Is this correct for deriving conditional density?

Question

Let $X_1, X_2$ be i.i.d. distributed random variables with densities

\begin{align*} f_{X_1}(x_1) &= e^{-x_1} \\ f_{X_2}(x_2) &= e^{-x_2} \end{align*}

Derive the conditional density of $X_1$ given $X_1 + X_2 = y$.

Here's my attempt at a solution:

\begin{align*} f_{(X_1 | X_1 + X_2)}(x|y) &= \frac{f_{(X_1 , X_1 + X_2)}(x,y)}{f_{X_1+X_2}(y)} \\ &= \frac{f_{X_1}(x) f_{X_2}(y-x)}{f_{X_1+X_2}(y)} \\ &= \frac{f_{X_1}(x) f_{X_2}(y-x)}{\int_0^yf_{X_1}(x) f_{X_2}(y-x) dx} \\ &= \frac{e^{-x} e^{-y+x}}{\int_0^y e^{-x} e^{-y+x} dx} \\ &= \frac{1}{\int_0^y dx} \\ &= \frac{1}{y} , y>0\\ \end{align*}

Is this correct?

Answer 1

HINT

It can't be what you say at the end since that is not normalized. Your work is mostly right, but you missed a restriction on $x.$

Answer 2

Affirming spaceisdarkgreen's answer, you are mostly correct, bar some issues with support bounds.

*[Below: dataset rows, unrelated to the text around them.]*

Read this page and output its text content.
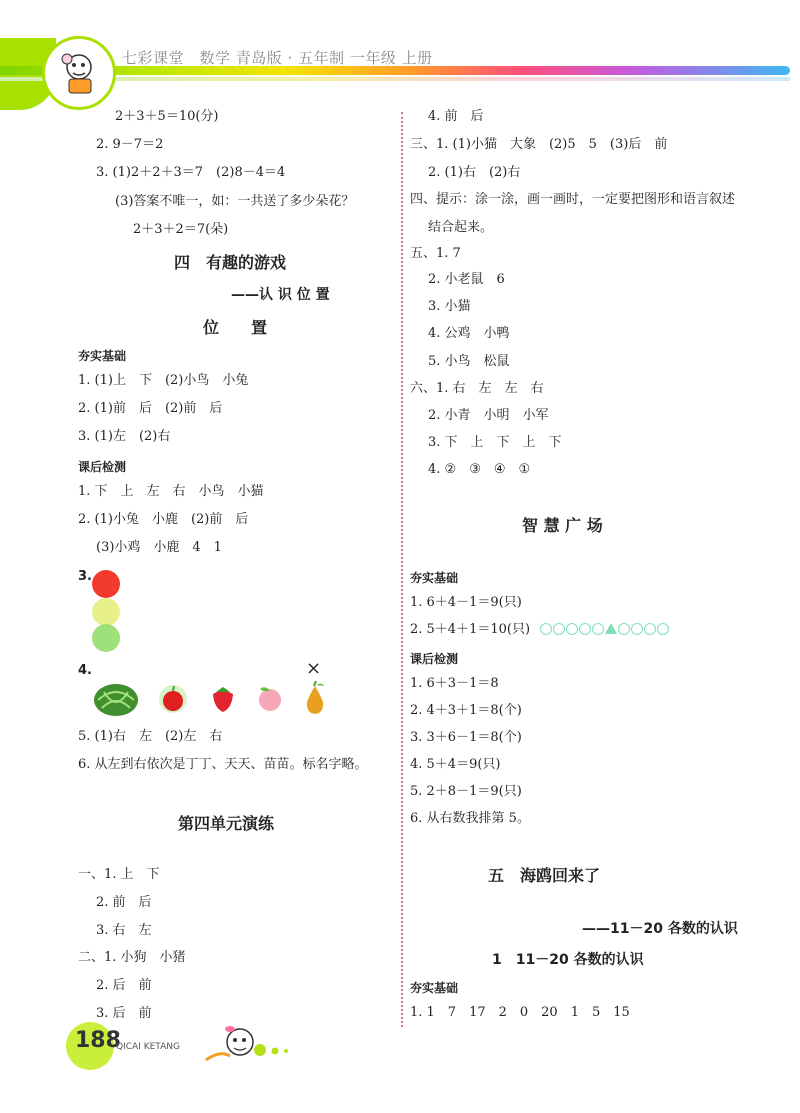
七彩课堂　数学 青岛版 · 五年制 一年级 上册
2＋3＋5＝10(分)
2. 9－7＝2
3. (1)2＋2＋3＝7　(2)8－4＝4
(3)答案不唯一，如：一共送了多少朵花？
2＋3＋2＝7(朵)
四　有趣的游戏
——认 识 位 置
位　　置
夯实基础
1. (1)上　下　(2)小鸟　小兔
2. (1)前　后　(2)前　后
3. (1)左　(2)右
课后检测
1. 下　上　左　右　小鸟　小猫
2. (1)小兔　小鹿　(2)前　后
(3)小鸡　小鹿　4　1
3.
4.	×
5. (1)右　左　(2)左　右
6. 从左到右依次是丁丁、天天、苗苗。标名字略。
第四单元演练
一、1. 上　下
2. 前　后
3. 右　左
二、1. 小狗　小猪
2. 后　前
3. 后　前
4. 前　后
三、1. (1)小猫　大象　(2)5　5　(3)后　前
2. (1)右　(2)右
四、提示：涂一涂，画一画时，一定要把图形和语言叙述
结合起来。
五、1. 7
2. 小老鼠　6
3. 小猫
4. 公鸡　小鸭
5. 小鸟　松鼠
六、1. 右　左　左　右
2. 小青　小明　小军
3. 下　上　下　上　下
4. ②　③　④　①
智 慧 广 场
夯实基础
1. 6＋4－1＝9(只)
2. 5＋4＋1＝10(只)
课后检测
1. 6＋3－1＝8
2. 4＋3＋1＝8(个)
3. 3＋6－1＝8(个)
4. 5＋4＝9(只)
5. 2＋8－1＝9(只)
6. 从右数我排第 5。
五　海鸥回来了
——11－20 各数的认识
1　11－20 各数的认识
夯实基础
1. 1　7　17　2　0　20　1　5　15
188
QICAI KETANG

If $X_1,X_2\overset{iid}\sim\mathcal {Exp}(1)$ then their pdf are: $f_{X_1}(x)~=~f_{X_2}(x)~=~e^{-x}\,\mathbf 1_{0\leq x}$.

From that almost everything you wrote follows okay with just a bit of fine tuning.

$$\begin{align}f_{X_1\mid X_1+X_2}(x\mid y) ~&=~\dfrac{f_{X_1}(x)~f_{X_2}(y-x)}{\int_\Bbb R f_{X_1}(s)~f_{X_2}(y-s)\operatorname d s} \\[1ex] &=~\dfrac{e^{-x}\;e^{-y+x}\;\mathbf 1_{(0\leq x)\wedge(0\leq y-x)}}{\int_0^y e^{-s}e^{-y+s}\operatorname d s} \\[3ex]\therefore\quad f_{X_1\mid X_1+X_2}(x\mid y)~&=~\tfrac 1y\mathbf 1_{0\leq x\leq y} \end{align}$$

From which we conclude that the conditional distribution is uniform;$$X_1\mid X_1{+}X_2~\sim~\mathcal U[0;X_1+X_2]$$Which is a fairly classic result that follows for any two independent and identically exponential-distributed random variables with any rate parameter.